Avant l'article 49A, la commission a adopté à l'unanimité un sous-amendement à l'amendement n° 67 de la commission des affaires culturelles tendant à insérer un article additionnel portant création d'un comité de suivi chargé d'évaluer l'application de la présente loi et les modalités de financement de l'audiovisuel public ; le sous-amendement a pour objet, d'une part, de préciser que le comité de suivi devra proposer d'adapter les modalités de financement de l'audiovisuel public en tenant compte de la dynamique de la redevance audiovisuelle, et, d'autre part, de compléter la composition de ce comité.

A l'article 49 quater (possibilité, pour une collectivité territoriale, de se voir assigner des fréquences pour la diffusion de la TNT dans les zones non couvertes par les éditeurs), la commission a adopté un amendement imposant aux collectivités territoriales, préalablement à la demande d'assignation de fréquences au CSA, de réaliser une étude comparative simplifiée, estimant notamment le coût des solutions alternatives tant pour les foyers que pour les collectivités territoriales.

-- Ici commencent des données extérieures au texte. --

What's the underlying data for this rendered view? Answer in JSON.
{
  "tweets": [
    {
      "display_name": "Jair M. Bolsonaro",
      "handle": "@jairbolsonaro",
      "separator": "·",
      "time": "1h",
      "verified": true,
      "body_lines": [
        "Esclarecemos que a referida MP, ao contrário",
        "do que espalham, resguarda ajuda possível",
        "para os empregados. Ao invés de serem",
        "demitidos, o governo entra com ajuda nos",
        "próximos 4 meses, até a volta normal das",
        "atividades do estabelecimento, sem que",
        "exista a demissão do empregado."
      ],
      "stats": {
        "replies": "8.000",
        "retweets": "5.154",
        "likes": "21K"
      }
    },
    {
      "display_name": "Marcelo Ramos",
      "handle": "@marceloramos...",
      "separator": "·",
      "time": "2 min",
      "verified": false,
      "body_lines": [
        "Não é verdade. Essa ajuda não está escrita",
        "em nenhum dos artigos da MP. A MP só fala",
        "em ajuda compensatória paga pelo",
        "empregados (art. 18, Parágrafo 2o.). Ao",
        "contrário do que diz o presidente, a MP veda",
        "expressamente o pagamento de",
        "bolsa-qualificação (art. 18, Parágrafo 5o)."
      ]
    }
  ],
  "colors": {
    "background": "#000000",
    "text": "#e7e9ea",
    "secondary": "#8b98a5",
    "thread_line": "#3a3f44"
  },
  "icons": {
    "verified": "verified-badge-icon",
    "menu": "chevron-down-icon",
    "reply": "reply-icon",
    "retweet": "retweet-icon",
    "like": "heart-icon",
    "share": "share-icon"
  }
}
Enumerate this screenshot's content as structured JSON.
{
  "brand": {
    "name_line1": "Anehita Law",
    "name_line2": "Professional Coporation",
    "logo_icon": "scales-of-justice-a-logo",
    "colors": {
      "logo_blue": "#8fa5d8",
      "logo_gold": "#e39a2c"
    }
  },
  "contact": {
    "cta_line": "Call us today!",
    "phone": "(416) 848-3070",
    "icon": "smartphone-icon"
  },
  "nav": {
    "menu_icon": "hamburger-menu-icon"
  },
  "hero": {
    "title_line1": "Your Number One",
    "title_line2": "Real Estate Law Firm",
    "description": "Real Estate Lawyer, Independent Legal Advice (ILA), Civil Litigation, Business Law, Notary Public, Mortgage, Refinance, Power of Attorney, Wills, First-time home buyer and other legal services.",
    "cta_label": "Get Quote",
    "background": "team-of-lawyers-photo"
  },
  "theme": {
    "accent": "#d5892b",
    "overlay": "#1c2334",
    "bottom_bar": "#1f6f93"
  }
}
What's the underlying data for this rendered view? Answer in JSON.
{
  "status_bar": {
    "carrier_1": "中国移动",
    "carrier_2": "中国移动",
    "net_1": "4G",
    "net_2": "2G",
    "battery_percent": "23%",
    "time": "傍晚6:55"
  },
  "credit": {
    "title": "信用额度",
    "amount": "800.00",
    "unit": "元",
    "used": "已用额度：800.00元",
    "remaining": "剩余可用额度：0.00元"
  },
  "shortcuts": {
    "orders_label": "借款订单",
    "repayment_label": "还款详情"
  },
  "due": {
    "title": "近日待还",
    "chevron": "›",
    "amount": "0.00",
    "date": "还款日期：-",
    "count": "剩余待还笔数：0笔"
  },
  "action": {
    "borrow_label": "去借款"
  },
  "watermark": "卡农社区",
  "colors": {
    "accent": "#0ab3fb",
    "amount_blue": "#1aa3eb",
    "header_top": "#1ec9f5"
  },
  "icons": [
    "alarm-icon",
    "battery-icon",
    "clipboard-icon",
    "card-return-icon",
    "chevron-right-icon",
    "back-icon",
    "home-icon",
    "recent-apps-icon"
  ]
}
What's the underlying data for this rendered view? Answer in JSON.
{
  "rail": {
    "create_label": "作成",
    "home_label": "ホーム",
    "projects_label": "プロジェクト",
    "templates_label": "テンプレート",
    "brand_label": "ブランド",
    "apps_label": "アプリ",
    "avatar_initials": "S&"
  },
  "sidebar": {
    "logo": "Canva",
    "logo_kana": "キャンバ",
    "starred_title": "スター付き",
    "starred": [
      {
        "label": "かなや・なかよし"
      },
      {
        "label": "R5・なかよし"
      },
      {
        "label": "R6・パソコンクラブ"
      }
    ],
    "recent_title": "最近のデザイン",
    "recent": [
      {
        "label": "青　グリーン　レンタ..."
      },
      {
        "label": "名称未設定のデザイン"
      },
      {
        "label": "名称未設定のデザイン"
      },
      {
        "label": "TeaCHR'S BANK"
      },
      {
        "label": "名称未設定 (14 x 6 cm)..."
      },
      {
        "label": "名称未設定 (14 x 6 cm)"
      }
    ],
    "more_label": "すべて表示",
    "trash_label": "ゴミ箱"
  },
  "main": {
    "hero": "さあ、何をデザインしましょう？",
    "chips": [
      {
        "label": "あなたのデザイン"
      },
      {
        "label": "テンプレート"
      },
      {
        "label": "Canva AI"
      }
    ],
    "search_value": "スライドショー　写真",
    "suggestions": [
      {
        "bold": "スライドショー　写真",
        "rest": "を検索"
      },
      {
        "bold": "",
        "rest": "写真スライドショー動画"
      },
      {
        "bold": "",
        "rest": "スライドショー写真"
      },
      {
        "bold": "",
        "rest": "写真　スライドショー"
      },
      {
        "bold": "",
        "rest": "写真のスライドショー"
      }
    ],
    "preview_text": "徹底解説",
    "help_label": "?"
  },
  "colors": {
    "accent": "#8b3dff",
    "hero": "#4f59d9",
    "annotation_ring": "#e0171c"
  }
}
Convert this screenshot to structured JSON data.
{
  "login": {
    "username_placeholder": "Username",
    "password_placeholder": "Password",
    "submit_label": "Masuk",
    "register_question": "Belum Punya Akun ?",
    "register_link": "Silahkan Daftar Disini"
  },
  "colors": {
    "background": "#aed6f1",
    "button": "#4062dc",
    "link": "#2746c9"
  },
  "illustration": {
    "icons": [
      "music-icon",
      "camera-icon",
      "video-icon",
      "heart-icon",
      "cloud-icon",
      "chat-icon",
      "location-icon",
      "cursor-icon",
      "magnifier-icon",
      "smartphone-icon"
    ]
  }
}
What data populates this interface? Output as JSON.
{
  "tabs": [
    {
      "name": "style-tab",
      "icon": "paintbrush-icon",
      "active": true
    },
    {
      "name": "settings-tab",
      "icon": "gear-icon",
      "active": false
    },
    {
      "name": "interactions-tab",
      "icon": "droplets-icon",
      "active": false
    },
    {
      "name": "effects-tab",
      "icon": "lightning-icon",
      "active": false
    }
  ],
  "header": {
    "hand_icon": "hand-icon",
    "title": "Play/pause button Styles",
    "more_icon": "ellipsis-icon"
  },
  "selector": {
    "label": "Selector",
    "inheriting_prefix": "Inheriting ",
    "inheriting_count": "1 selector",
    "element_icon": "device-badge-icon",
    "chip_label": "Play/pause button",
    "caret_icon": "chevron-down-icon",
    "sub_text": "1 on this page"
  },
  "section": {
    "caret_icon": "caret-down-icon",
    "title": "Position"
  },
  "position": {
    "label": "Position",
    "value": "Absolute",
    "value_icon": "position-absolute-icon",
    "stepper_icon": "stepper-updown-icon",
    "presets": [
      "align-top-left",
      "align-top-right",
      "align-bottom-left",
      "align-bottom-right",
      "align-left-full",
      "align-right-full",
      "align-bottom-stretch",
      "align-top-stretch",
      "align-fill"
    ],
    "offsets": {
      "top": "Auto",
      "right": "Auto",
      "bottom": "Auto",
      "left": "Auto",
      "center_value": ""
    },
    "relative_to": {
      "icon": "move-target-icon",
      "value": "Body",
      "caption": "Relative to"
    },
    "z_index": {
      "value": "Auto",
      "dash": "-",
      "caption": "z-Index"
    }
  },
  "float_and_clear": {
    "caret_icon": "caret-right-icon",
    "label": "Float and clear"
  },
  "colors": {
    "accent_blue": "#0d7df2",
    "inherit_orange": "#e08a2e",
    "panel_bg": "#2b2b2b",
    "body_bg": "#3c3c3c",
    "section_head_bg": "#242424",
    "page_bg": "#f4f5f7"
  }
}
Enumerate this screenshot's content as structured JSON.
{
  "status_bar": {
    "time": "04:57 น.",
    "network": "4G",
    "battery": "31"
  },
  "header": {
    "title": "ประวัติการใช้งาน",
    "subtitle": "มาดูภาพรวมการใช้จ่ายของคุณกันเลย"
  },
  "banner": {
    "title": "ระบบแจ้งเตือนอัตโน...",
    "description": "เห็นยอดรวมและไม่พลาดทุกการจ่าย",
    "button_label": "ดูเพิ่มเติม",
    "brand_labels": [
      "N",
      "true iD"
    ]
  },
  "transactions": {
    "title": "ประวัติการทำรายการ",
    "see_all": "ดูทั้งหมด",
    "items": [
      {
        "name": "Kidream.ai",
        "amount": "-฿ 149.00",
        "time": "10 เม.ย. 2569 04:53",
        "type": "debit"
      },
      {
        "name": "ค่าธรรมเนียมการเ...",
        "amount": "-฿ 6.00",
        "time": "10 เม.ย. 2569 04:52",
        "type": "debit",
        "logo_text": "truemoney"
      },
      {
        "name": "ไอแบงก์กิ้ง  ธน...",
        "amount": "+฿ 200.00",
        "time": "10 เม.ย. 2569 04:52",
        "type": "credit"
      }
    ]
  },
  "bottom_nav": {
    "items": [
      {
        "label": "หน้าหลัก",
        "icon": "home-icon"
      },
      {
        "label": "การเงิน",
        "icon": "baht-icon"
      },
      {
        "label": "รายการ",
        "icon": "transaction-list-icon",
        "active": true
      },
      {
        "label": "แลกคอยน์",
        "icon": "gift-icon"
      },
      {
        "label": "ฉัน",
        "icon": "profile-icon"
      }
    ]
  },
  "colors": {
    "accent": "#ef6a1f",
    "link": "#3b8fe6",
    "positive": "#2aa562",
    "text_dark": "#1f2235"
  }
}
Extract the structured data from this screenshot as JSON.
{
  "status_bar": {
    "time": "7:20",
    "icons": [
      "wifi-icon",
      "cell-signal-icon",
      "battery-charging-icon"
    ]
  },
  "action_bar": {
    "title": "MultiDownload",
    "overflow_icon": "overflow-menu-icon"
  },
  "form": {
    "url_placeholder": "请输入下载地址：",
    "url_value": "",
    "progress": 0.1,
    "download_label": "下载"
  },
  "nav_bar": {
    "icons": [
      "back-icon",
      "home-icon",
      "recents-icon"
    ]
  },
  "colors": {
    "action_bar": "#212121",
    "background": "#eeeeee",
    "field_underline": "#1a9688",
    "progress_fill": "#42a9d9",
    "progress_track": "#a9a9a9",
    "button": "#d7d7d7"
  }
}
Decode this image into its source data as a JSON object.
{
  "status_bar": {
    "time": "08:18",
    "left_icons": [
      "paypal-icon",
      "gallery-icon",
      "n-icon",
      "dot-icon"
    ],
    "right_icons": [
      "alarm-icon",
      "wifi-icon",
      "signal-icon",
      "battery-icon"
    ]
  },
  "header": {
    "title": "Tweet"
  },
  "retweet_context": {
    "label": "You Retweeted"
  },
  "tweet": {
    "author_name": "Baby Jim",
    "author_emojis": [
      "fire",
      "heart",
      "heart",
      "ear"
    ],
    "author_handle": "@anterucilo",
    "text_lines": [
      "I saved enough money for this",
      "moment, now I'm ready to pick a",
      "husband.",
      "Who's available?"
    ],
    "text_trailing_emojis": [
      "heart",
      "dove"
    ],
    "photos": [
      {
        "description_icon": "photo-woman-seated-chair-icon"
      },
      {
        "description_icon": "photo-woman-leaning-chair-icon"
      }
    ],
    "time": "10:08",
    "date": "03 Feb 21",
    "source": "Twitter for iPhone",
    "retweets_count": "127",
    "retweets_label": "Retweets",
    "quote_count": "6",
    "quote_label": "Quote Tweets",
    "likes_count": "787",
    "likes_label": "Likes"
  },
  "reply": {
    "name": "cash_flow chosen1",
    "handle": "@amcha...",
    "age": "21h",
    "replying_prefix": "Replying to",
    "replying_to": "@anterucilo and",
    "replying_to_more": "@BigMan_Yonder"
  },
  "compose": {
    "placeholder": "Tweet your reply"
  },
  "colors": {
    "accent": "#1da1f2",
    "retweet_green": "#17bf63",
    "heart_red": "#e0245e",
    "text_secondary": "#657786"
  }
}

A l'article 49 sexies (interdiction, pour un opérateur de communications électroniques, de distribution exclusive des services de communication audiovisuelle qu'il édite aux seuls abonnés à son offre d'accès à internet), la commission a adopté un amendement de suppression de cet article, dans l'attente de l'avis du Conseil de la concurrence.

Après l'article 49 octies, la commission a adopté un amendement tendant à insérer un article additionnel afin de prévoir, dès le 31 mars 2009, la parution du rapport prévu par l'article 30-1 de la loi du 30 septembre 1986 modifiée pour envisager l'attribution de la ressource radioélectrique à des distributeurs de services en matière de télévision mobile personnelle.

Debut de section - PermalienPhoto de Hervé Maurey

a alors indiqué que le groupe centriste approuverait le rapport mais que son vote sur l'ensemble du projet de loi dépendrait de l'évolution du texte au cours des débats en séance publique.

Debut de section - PermalienPhoto de Michel Teston

a indiqué que le groupe socialiste s'opposerait au texte, tout en s'abstenant sur les amendements, à l'exception du sous-amendement à l'amendement n° 67 qu'il approuvait.

La commission a donné un avis favorable à l'adoption du projet de loi ainsi modifié, le groupe du Rassemblement démocratique et social européen (RDSE) s'abstenant.